The runner I thought about most when I was training hard was Mark Nenow. He's not known by many runners today, but he ran under 28 minutes for 10k something like seven years in a row back in the '80s. He held the American Record in the 10000m for 15 years, from 1986 to 2001, when Meb ran seven ticks faster. Ritz never beat Nenow's best time. He still holds the mark for 10k on the roads at 27:22.
Nenow was a total running bum. He was known as the "White Kenyan" as he was slight and had legs up to his elbows. He lived and trained during his fastest years in Lexington, KY. His training schedule was simple: 140 mpw in 13 runs: 10am / 10pm Monday through Saturday, with a 20 miler on Sunday. Apparently he would head out for his evening run at 10pm. Most of this running was at "moderate" paces, which for Nenow was probably sub 6 minute miling. He did little to no interval work, sometimes running for a year without getting on the track -- but his best times came of course with a little rest and sharpening. Nothing fancy: workouts like 4 x 1600 at 4:30 pace.

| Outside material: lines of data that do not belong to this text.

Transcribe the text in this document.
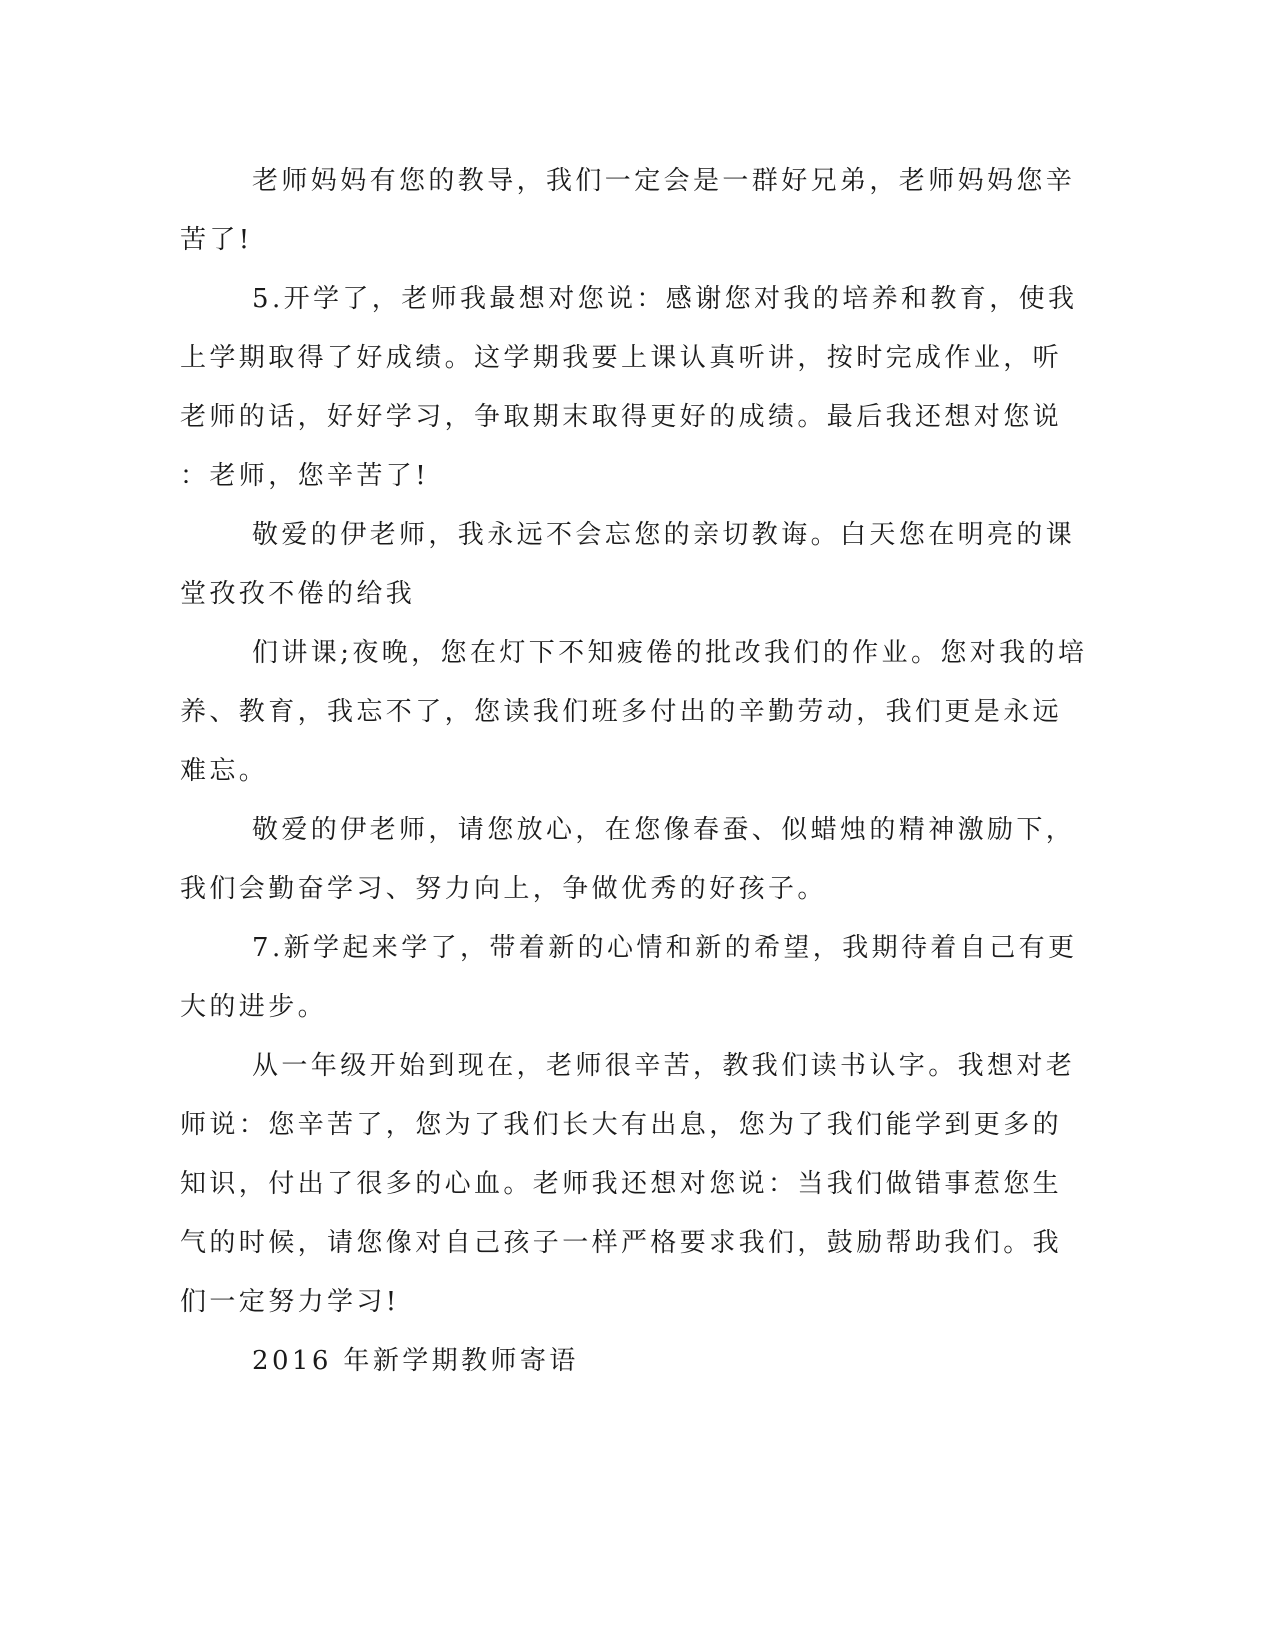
老师妈妈有您的教导，我们一定会是一群好兄弟，老师妈妈您辛
苦了!
5.开学了，老师我最想对您说：感谢您对我的培养和教育，使我
上学期取得了好成绩。这学期我要上课认真听讲，按时完成作业，听
老师的话，好好学习，争取期末取得更好的成绩。最后我还想对您说
：老师，您辛苦了!
敬爱的伊老师，我永远不会忘您的亲切教诲。白天您在明亮的课
堂孜孜不倦的给我
们讲课;夜晚，您在灯下不知疲倦的批改我们的作业。您对我的培
养、教育，我忘不了，您读我们班多付出的辛勤劳动，我们更是永远
难忘。
敬爱的伊老师，请您放心，在您像春蚕、似蜡烛的精神激励下，
我们会勤奋学习、努力向上，争做优秀的好孩子。
7.新学起来学了，带着新的心情和新的希望，我期待着自己有更
大的进步。
从一年级开始到现在，老师很辛苦，教我们读书认字。我想对老
师说：您辛苦了，您为了我们长大有出息，您为了我们能学到更多的
知识，付出了很多的心血。老师我还想对您说：当我们做错事惹您生
气的时候，请您像对自己孩子一样严格要求我们，鼓励帮助我们。我
们一定努力学习!
2016 年新学期教师寄语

Anyways, whenever I'd get that bulletproof feeling, when my mileage built and it felt like I could run forever, I'd imagine that I was Mark Nenow running with stone-hard legs through the Nashville evening. I can't say that I knew what it felt like to be that fast or be able to weather that sort of training, but I loved the kind of running that he ran -- the moderate runs, day after day -- which matched the simplicity of his training, and, in turn, matched the grueling simplicity of racing 10000m.
These runners in the 80s had no internet, rarely ran with watches, and Nenow himself didn't even have a coach. It's likely that if he had done today's perfect training with today's perfect recovery methods he would have run faster, perhaps much faster. But it's just as likely that part of the reason Nenow ran so well was that he did it his way, on his own, listening to his body, and simply running as much as he could.
I don't know Mark, but anyone who trained like that must have loved the running as much as the racing. And why not? Think of what it must have been to be Mark Nenow feeling good: rippling along at 5:40 pace, somewhere around the 17th mile of the day, as the dogs barked and the moon shone through the Kentucky midnight -- just Mark, just running.